Giornata da incubo per le Borse e decolla lo spread

Si temeva un lunedì nero per le Borse mondiali. E lunedì nero è stato. Soprattutto per i mercati periferici, come l’Italia. A fine seduta Madrid ha perso il 4,43%, Londra l’1,97%, Francoforte il 3,56% e Parigi il 3,74%. Con Atene chiusa fino al 6 luglio, il giorno dopo il referendum indetto da Alexis Tsipras, ci ha pensato Milano a fare peggio di tutte, a dimostrazione che se salta la Grecia saremo noi la prima linea del problema Europa.
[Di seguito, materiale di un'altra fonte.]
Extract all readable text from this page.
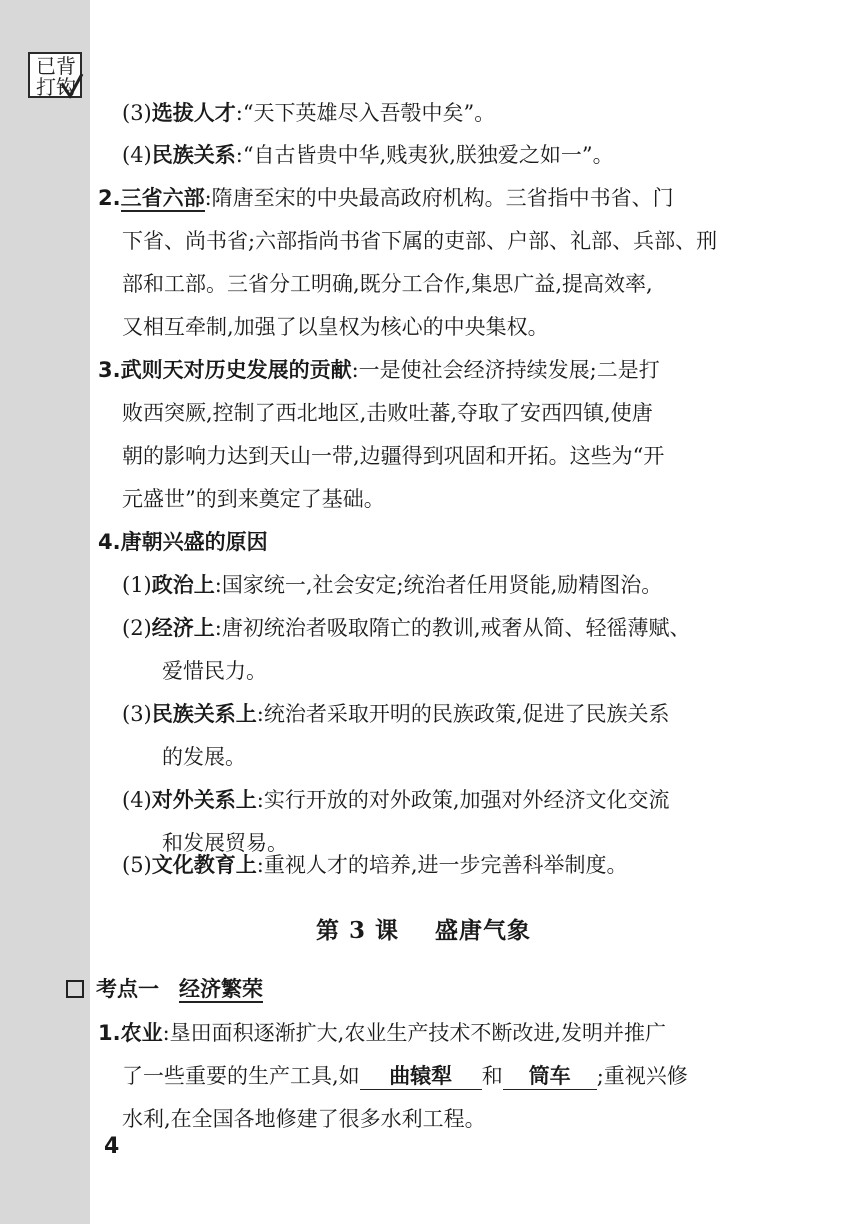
已背
打钩
(3)选拔人才:“天下英雄尽入吾彀中矣”。
(4)民族关系:“自古皆贵中华,贱夷狄,朕独爱之如一”。
2.三省六部:隋唐至宋的中央最高政府机构。三省指中书省、门
下省、尚书省;六部指尚书省下属的吏部、户部、礼部、兵部、刑
部和工部。三省分工明确,既分工合作,集思广益,提高效率,
又相互牵制,加强了以皇权为核心的中央集权。
3.武则天对历史发展的贡献:一是使社会经济持续发展;二是打
败西突厥,控制了西北地区,击败吐蕃,夺取了安西四镇,使唐
朝的影响力达到天山一带,边疆得到巩固和开拓。这些为“开
元盛世”的到来奠定了基础。
4.唐朝兴盛的原因
(1)政治上:国家统一,社会安定;统治者任用贤能,励精图治。
(2)经济上:唐初统治者吸取隋亡的教训,戒奢从简、轻徭薄赋、
爱惜民力。
(3)民族关系上:统治者采取开明的民族政策,促进了民族关系
的发展。
(4)对外关系上:实行开放的对外政策,加强对外经济文化交流
和发展贸易。
(5)文化教育上:重视人才的培养,进一步完善科举制度。
第 3 课    盛唐气象
考点一 经济繁荣
1.农业:垦田面积逐渐扩大,农业生产技术不断改进,发明并推广
了一些重要的生产工具,如 曲辕犁 和 筒车 ;重视兴修
水利,在全国各地修建了很多水利工程。
4
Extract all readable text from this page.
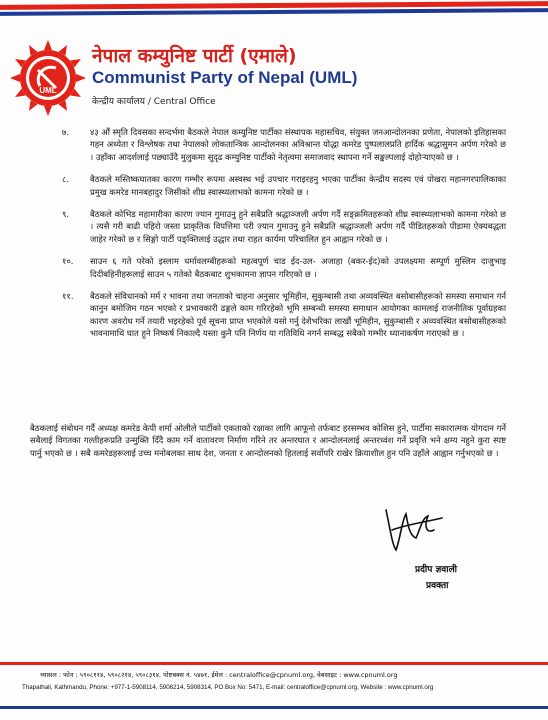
UML
नेपाल कम्युनिष्ट पार्टी (एमाले)
Communist Party of Nepal (UML)
केन्द्रीय कार्यालय / Central Office
७.	४३ औं स्मृति दिवसका सन्दर्भमा बैठकले नेपाल कम्युनिष्ट पार्टीका संस्थापक महासचिव, संयुक्त जनआन्दोलनका प्रणेता, नेपालको इतिहासका गहन अध्येता र विश्लेषक तथा नेपालको लोकतान्त्रिक आन्दोलनका अविश्रान्त योद्धा कमरेड पुष्पलालप्रति हार्दिक श्रद्धासुमन अर्पण गरेको छ । उहाँका आदर्शलाई पछ्याउँदै मुलुकमा सुदृढ कम्युनिष्ट पार्टीको नेतृत्वमा समाजवाद स्थापना गर्ने सङ्कल्पलाई दोहोऱ्याएको छ ।
८.	बैठकले मस्तिष्कघातका कारण गम्भीर रूपमा अस्वस्थ भई उपचार गराइरहनु भएका पार्टीका केन्द्रीय सदस्य एवं पोखरा महानगरपालिकाका प्रमुख कमरेड मानबहादुर जिसीको शीघ्र स्वास्थ्यलाभको कामना गरेको छ ।
९.	बैठकले कोभिड महामारीका कारण ज्यान गुमाउनु हुने सबैप्रति श्रद्धाञ्जली अर्पण गर्दै सङ्क्रमितहरूको शीघ्र स्वास्थ्यलाभको कामना गरेको छ । त्यसै गरी बाढी पहिरो जस्ता प्राकृतिक विपत्तिमा परी ज्यान गुमाउनु हुने सबैप्रति श्रद्धाञ्जली अर्पण गर्दै पीडितहरूको पीडामा ऐक्यबद्धता जाहेर गरेको छ र सिङ्गो पार्टी पङ्क्तिलाई उद्धार तथा राहत कार्यमा परिचालित हुन आह्वान गरेको छ ।
१०.	साउन ६ गते परेको इस्लाम धर्मावलम्बीहरूको महत्वपूर्ण चाड ईद-उल- अजाहा (बकर-ईद)को उपलक्ष्यमा सम्पूर्ण मुस्लिम दाजुभाइ दिदीबहिनीहरूलाई साउन ५ गतेको बैठकबाट शुभकामना ज्ञापन गरिएको छ ।
११.	बैठकले संविधानको मर्म र भावना तथा जनताको चाहना अनुसार भूमिहीन, सुकुम्बासी तथा अव्यवस्थित बसोबासीहरूको समस्या समाधान गर्न कानुन बमोजिम गठन भएको र प्रभावकारी ढङ्गले काम गरिरहेको भूमि सम्बन्धी समस्या समाधान आयोगका कामलाई राजनीतिक पूर्वाग्रहका कारण अवरोध गर्ने तयारी भइरहेको पूर्व सूचना प्राप्त भएकोले यसो गर्नु देशैभरिका लाखौं भूमिहीन, सुकुम्बासी र अव्यवस्थित बसोबासीहरूको भावनामाथि घात हुने निष्कर्ष निकाल्दै यस्ता कुनै पनि निर्णय या गतिविधि नगर्न सम्बद्ध सबैको गम्भीर ध्यानाकर्षण गराएको छ ।
बैठकलाई संबोधन गर्दै अध्यक्ष कमरेड केपी शर्मा ओलीले पार्टीको एकताको रक्षाका लागि आफूनो तर्फबाट हरसम्भव कोशिस हुने, पार्टीमा सकारात्मक योगदान गर्ने सबैलाई विगतका गल्तीहरूप्रति उन्मुक्ति दिँदै काम गर्ने वातावरण निर्माण गरिने तर अन्तरघात र आन्दोलनलाई अन्तरध्वंश गर्ने प्रवृत्ति भने क्षम्य नहुने कुरा स्पष्ट पार्नु भएको छ । सबै कमरेडहरूलाई उच्च मनोबलका साथ देश, जनता र आन्दोलनको हितलाई सर्वोपरि राखेर क्रियाशील हुन पनि उहाँले आह्वान गर्नुभएको छ ।
प्रदीप ज्ञवाली
प्रवक्ता
च्यासल : फोन : ५९०८११४, ५९०८२१४, ५९०८३१४, पोष्टबक्स नं. ५४७१, ईमेल : centraloffice@cpnuml.org, वेबसाइट : www.cpnuml.org
Thapathali, Kathmandu, Phone: +977-1-5908114, 5908214, 5908314, PO Box No: 5471, E-mail: centraloffice@cpnuml.org, Website : www.cpnuml.org
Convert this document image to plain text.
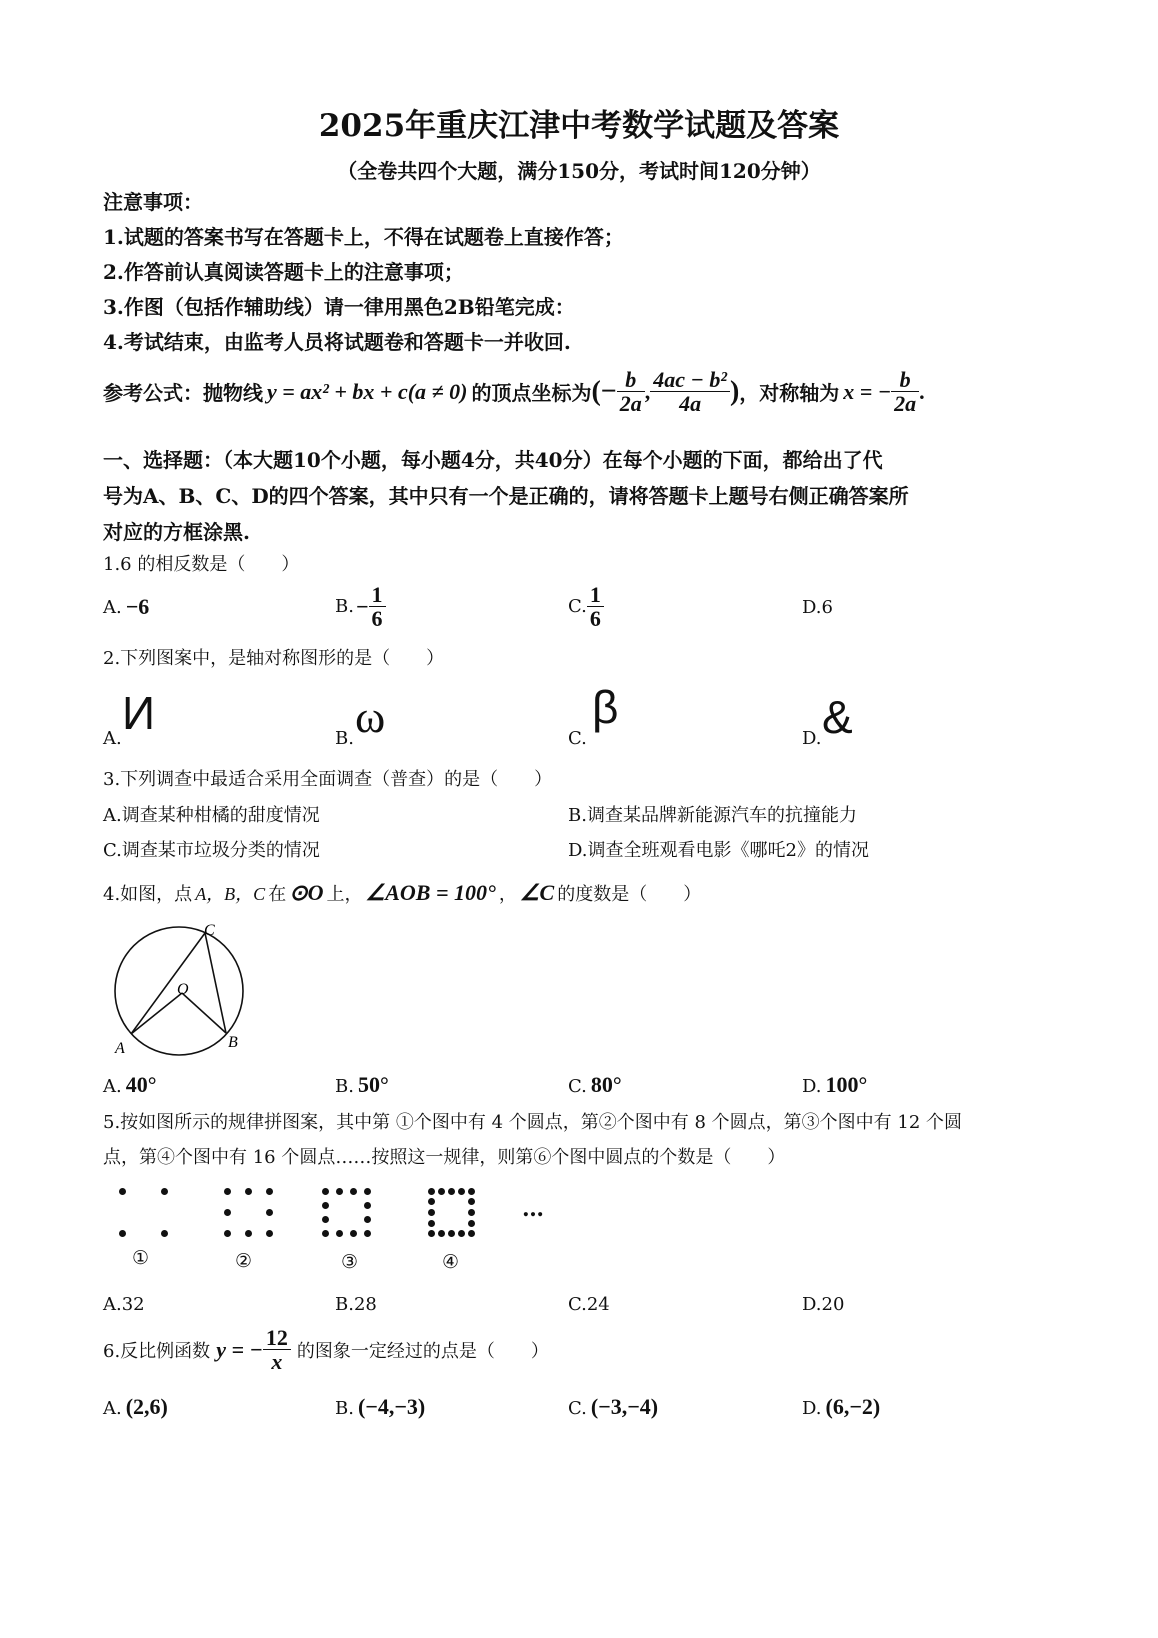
2025年重庆江津中考数学试题及答案
（全卷共四个大题，满分150分，考试时间120分钟）
注意事项：
1.试题的答案书写在答题卡上，不得在试题卷上直接作答；
2.作答前认真阅读答题卡上的注意事项；
3.作图（包括作辅助线）请一律用黑色2B铅笔完成：
4.考试结束，由监考人员将试题卷和答题卡一并收回.
参考公式：抛物线 y = ax² + bx + c(a ≠ 0) 的顶点坐标为 (− $\frac{b}{2a}$ , $\frac{\text{4ac − b²}}{4a}$ ) ，对称轴为 x = − $\frac{b}{2a}$ .
一、选择题：（本大题10个小题，每小题4分，共40分）在每个小题的下面，都给出了代
号为A、B、C、D的四个答案，其中只有一个是正确的，请将答题卡上题号右侧正确答案所
对应的方框涂黑.
1.6 的相反数是（　　）
A. −6	B. − $\frac{1}{6}$	C. $\frac{1}{6}$	D.6
2.下列图案中，是轴对称图形的是（　　）
A. И	B. ω	C.
β
D. &
3.下列调查中最适合采用全面调查（普查）的是（　　）
A.调查某种柑橘的甜度情况	B.调查某品牌新能源汽车的抗撞能力
C.调查某市垃圾分类的情况	D.调查全班观看电影《哪吒2》的情况
4.如图，点 A，B，C 在 ⊙O 上， ∠AOB = 100° ， ∠C 的度数是（　　）
C
O
A	B
A. 40°	B. 50°	C. 80°	D. 100°
5.按如图所示的规律拼图案，其中第 ①个图中有 4 个圆点，第②个图中有 8 个圆点，第③个图中有 12 个圆
点，第④个图中有 16 个圆点……按照这一规律，则第⑥个图中圆点的个数是（　　）
…
①	②	③	④
A.32	B.28	C.24	D.20
6.反比例函数 y = − $\frac{12}{x}$ 的图象一定经过的点是（　　）
A. (2,6)	B. (−4,−3)	C. (−3,−4)	D. (6,−2)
A fine seduta Piazza Affari ha ceduto il 5,17%. Un incubo per le banche con Monte dei Paschi (-10,24%), Ubi Banca (-7,95%) e Popolare di Milano (-7,91%). Tensione ovviamente sullo spread fra i nostri Btp e i Bund tedeschi, arrivato a sfiorare quota 200 punti (197) prima di ritracciare a 159, contro i 123 di venerdì scorso. Il rendimento del debito italiano sale al 2,39%, ai massimi dall’inizio di novembre dello scorso anno, minando la tenuta dei conti italiani. Ogni 100 punti base si traducono in un aumento del costo del debito – per l’Italia – di circa 4 miliardi di euro l’anno.